Waar is de ophef? Vrijwel de hele Tweede Kamer ging juichend akkoord met de nieuwe wet, en nam zelfs per ongeluk nog een amendement aan dat duidelijk maakt dat echt iedere kabel getapt moet kunnen worden.

Ik heb wel een theorie. Eerder schreef ik in deze krant dat we na de Tweede Wereldoorlog een automatische afkeer hadden van privacyschendingen. Het was iedereen erg duidelijk waar die toe konden leiden. Maar deze herinnering is inmiddels diep weggezakt.

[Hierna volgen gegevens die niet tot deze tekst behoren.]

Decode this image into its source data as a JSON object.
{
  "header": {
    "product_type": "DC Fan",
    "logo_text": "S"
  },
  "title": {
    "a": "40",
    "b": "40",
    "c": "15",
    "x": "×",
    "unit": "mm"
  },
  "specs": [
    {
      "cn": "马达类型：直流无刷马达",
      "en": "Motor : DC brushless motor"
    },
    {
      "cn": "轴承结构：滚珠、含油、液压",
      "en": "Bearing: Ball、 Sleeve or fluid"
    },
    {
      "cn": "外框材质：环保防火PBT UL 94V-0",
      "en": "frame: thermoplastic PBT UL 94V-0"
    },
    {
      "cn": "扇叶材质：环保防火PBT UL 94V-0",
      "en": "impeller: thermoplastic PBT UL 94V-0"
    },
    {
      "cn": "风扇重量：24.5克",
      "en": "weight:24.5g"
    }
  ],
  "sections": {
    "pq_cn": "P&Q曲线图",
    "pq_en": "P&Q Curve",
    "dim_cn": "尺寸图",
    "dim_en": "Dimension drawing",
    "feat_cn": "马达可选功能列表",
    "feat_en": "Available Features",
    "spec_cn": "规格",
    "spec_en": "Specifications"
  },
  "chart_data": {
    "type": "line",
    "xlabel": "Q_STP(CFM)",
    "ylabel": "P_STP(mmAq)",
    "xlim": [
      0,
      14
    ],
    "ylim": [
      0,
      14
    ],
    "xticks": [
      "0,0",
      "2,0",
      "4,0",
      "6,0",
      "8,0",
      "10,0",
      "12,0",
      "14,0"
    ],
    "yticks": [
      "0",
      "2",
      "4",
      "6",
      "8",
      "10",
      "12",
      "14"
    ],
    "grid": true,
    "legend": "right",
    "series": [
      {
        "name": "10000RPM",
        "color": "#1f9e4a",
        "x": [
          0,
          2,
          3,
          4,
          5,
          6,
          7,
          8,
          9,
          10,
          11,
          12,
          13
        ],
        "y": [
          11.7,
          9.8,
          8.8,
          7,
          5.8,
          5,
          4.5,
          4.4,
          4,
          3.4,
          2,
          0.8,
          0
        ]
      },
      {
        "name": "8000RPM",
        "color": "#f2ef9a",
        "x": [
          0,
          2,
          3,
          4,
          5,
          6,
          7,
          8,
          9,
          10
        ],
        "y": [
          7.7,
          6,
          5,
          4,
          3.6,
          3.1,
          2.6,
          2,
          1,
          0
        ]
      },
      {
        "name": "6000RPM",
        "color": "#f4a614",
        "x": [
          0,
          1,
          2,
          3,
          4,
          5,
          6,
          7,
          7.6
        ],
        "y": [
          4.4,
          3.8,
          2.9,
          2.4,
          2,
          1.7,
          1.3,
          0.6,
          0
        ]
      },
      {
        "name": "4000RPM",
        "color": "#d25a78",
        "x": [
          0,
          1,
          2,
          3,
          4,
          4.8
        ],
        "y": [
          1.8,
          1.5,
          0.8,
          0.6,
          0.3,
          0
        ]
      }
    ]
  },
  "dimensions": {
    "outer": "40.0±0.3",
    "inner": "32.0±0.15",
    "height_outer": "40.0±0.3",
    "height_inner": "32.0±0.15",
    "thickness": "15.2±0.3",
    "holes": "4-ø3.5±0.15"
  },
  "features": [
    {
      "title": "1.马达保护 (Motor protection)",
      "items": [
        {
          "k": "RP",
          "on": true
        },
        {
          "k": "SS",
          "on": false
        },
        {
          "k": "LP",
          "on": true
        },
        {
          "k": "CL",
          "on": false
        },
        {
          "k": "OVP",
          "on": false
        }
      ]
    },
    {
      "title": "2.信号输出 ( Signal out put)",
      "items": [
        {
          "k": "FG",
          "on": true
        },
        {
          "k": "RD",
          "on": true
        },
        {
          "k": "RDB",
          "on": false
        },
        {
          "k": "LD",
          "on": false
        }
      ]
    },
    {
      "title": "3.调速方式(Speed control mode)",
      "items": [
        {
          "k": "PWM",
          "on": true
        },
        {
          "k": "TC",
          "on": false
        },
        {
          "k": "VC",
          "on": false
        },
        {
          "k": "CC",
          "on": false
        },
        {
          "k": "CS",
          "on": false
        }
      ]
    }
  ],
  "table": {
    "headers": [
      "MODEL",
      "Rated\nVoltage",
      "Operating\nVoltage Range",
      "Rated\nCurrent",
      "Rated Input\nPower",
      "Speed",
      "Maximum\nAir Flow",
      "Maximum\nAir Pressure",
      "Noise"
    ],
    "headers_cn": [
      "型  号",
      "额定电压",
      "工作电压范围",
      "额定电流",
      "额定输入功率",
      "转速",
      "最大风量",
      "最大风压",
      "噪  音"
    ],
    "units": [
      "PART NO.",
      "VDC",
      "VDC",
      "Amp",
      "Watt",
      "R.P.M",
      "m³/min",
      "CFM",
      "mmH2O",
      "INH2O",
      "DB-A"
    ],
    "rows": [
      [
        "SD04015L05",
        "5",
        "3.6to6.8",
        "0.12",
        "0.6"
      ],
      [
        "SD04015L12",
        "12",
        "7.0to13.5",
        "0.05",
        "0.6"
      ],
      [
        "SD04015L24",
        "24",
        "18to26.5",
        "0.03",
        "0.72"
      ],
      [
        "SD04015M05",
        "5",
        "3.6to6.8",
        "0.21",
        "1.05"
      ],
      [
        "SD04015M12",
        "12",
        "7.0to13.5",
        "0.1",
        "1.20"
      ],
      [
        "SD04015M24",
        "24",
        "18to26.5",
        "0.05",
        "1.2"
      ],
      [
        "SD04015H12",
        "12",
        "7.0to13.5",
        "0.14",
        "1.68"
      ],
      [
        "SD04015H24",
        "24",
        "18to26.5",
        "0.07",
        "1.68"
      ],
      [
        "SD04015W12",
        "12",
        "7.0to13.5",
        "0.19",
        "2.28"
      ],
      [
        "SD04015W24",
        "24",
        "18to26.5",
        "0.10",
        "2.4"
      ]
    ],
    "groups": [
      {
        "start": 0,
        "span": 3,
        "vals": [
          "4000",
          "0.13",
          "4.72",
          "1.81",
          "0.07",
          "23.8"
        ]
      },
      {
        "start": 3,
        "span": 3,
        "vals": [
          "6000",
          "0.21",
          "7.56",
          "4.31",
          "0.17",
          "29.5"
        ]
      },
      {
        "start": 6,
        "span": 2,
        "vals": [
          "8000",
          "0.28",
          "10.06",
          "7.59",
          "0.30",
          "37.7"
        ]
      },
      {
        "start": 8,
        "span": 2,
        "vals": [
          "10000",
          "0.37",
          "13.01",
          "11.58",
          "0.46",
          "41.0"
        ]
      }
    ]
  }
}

Ondertussen krijgen we allemaal gratis online diensten die we betalen door ons overal digitaal en analoog te laten volgen. Je hoeft alleen maar op ‘accepteren’ te klikken. En het punt is nu, dat betalen gaat met een oneindige hoeveelheid privacymuntjes. Je privacy gaat namelijk nooit op, je kan altijd je gegevens nog meer weggeven. Het lijkt niets te kosten zo.

Het klinkt heel problematisch, maar bijna niemand ondervindt nu tastbare nadelen van de handel in onze gegevens. Inderdaad zijn er nu grote databases die de meest intieme details van ons weten (zoals bij wie je allemaal slaapt), maar daar lijk je nooit last van te hebben. Privacy is daarmee zoiets als klimaat of pensioen - vast heel belangrijk, maar in het dagelijks leven makkelijk te negeren. Komt wel goed.

Toch denk ik dat we op termijn hier concreet meer van gaan merken. We maken ons terecht weleens zorgen over hoe een overheid in de toekomst databases in zou kunnen zetten ter repressie. Donald Trump heeft al aangekondigd wraak te nemen op mensen die tegen hem waren, bijvoorbeeld, en ik zou dan niet graag in bestanden staan als linkse activist. En met de verkiezingsuitslag in Nederland kan je je hier ook zorgen gaan maken, terloops.

Recent steunde ons kabinet vol enthousiasme een EU voorstel om al onze telefoons verplicht te voorzien van een scanner. Deze zou iedere verdachte kinderfoto of raar gesprek automatisch direct melden bij de Europol en je lokale politiebureau. Het Europees parlement stak hier een stokje voor, maar het einde van dit soort plannen is nog lang niet in zicht.

Overheden en bedrijfsleven bouwen zo, met onze toestemming, een steeds grotere berg data over ons op. Je reed om 23.34 uur te hard en was daarna ook in de buurt van een vechtpartij. De volgende dag werd je behandeld voor een gebroken tand. Bij Europol ligt een melding over een raar WhatsApp-gesprek, hier staat dat je 1275 euro hebt overgemaakt aan een veroordeelde oplichter, wat was dat?

Het is vast allemaal uit te leggen, maar het wordt zo langzamerhand wel een dagtaak. Je hebt misschien niets te verbergen, maar wel steeds meer uit te leggen. En op een dag lukt het niet meer en worden onschuldige mensen slachtoffer.

Ik vrees dat dit pas beter wordt als politici beseffen dat wij (en zij ook) persoonlijk bedolven kunnen worden onder de databerg die over ons wordt opgebouwd.

Ik hoop dat dit moment snel komt, en de situatie weer zo normaliseert dat niemand het meer in z’n hoofd haalt afluisterplannen te presenteren als “in de kern een privacywet”.